3D-printed activated carbon for post-combustion CO2 capture uri icon


  • Generally, the authors are thankful to Dr. M. Rückriem and Dr. A. Schreiber from Microtrac Retsch GmbH for the kind support with nitrogen physisorption and mercury porosimetry measurements. The authors acknowledge the joint financial support from Fundação para a Ciência e a Tecnologia (FCT), in Portugal, and the Deutscher Akademischer Austauschdienst (DAAD), in Germany.
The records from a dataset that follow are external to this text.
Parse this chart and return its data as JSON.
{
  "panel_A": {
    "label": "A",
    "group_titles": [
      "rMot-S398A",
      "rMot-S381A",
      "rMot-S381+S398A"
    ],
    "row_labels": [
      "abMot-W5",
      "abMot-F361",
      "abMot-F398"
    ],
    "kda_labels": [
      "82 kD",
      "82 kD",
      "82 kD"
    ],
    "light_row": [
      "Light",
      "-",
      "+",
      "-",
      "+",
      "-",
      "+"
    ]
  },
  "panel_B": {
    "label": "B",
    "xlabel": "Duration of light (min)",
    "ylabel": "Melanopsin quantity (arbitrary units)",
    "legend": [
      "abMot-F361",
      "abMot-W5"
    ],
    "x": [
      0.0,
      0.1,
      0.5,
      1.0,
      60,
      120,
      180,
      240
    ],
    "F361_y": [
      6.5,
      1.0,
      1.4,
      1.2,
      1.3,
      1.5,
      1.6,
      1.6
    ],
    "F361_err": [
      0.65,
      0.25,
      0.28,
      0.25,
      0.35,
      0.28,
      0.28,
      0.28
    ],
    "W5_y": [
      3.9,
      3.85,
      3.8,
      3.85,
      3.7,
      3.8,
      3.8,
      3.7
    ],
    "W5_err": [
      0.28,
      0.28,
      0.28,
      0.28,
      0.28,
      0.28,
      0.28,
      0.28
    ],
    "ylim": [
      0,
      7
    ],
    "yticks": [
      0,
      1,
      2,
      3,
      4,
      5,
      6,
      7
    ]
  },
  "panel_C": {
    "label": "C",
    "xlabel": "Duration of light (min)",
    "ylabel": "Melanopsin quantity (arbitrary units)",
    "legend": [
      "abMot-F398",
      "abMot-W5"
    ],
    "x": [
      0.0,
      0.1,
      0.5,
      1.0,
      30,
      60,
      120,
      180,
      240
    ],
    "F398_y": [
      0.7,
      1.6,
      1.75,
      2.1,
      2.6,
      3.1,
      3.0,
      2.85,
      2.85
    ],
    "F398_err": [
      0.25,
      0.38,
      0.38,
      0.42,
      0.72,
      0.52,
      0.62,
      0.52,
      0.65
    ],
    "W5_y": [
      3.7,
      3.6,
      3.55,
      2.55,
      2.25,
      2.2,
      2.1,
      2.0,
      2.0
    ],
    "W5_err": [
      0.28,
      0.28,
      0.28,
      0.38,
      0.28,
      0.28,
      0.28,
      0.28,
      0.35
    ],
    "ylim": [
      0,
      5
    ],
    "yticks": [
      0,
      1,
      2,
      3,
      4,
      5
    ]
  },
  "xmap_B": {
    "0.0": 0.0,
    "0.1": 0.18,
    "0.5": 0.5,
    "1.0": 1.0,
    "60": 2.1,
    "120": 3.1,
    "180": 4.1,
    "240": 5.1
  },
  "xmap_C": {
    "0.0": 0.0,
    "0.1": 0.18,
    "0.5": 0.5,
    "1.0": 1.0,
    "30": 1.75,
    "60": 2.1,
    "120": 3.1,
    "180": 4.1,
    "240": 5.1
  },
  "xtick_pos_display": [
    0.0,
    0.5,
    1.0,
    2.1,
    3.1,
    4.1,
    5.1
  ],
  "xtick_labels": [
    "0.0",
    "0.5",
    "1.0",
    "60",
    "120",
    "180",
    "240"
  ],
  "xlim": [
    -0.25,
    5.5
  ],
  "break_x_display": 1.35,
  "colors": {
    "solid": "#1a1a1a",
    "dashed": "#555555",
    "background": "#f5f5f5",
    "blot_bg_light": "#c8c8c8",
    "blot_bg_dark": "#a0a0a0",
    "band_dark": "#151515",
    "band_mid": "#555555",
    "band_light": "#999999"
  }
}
Foundation for Science and Technology (FCT, Portugal) and ERDF under Programme PT2020 to CIMO (UIDB/00690/2020) and POCI-01-0145-FEDER006984-Associate Laboratory LSRE-LCM. Foundation for Science and Technology (FCT, Portugal) under Programme PTDC 2020 * 3599-PPCDTI * Engenharia dos Processos Químicos * project PTDC/EQU-EPQ/0467/2020. Foundation for Science and Technology (FCT, Portugal), through the individual research grants SFRH/BD/148525/2019 for Adriano Henrique and DFA/BD/7925/2020 for Lucas F. A. S. Zafanelli.
  • The applicability of 3D-printed activated carbons for their use to CO2 capture in post-combustion streams and the influence of activation conditions on CO2 uptake and CO2 to N2 selectivity were studied. For two monoliths with the same open cellular foam geometry but low and high burnoff during activation, a series of fixed-bed breakthrough adsorption experiments under typical post-combustion conditions, in a wide range of temperature (313 and 373 K), and partial pressure of CO2 up to 120 kPa were carried out. It is shown that the higher burnoff during activation of the 3D printed carbon enhances the adsorption capacity of CO2 and N2 due to the increased specific surface area with sorption uptakes that can reach 3.17 mol/kg at 313 K and 120 kPa. Nevertheless, the lower burnoff time on monolith 1 leads to higher selectivity of CO2 over N2, up to 18 against 10 on monolith 2, considering a binary interaction to a mixture of CO2/N2 (15/85 vol%) at 313 K. The single and multicomponent adsorption equilibrium is conveniently described through the dual-site Langmuir isotherm model, while the breakthrough curves simulated using a dynamic fixed-bed adsorption linear driving force model. Working capacities for the 3D printed carbon with lower burnoff time lead to the best results, varying of 0.15–1.1 mol/kg for the regeneration temperature 300–390 K. Finally, consecutive adsorption-desorption experiments show excellent stability and regenerability for both 3D printed activated carbon monoliths and the whole study underpins the high potential of these materials for CO2 capture in post-combustion streams.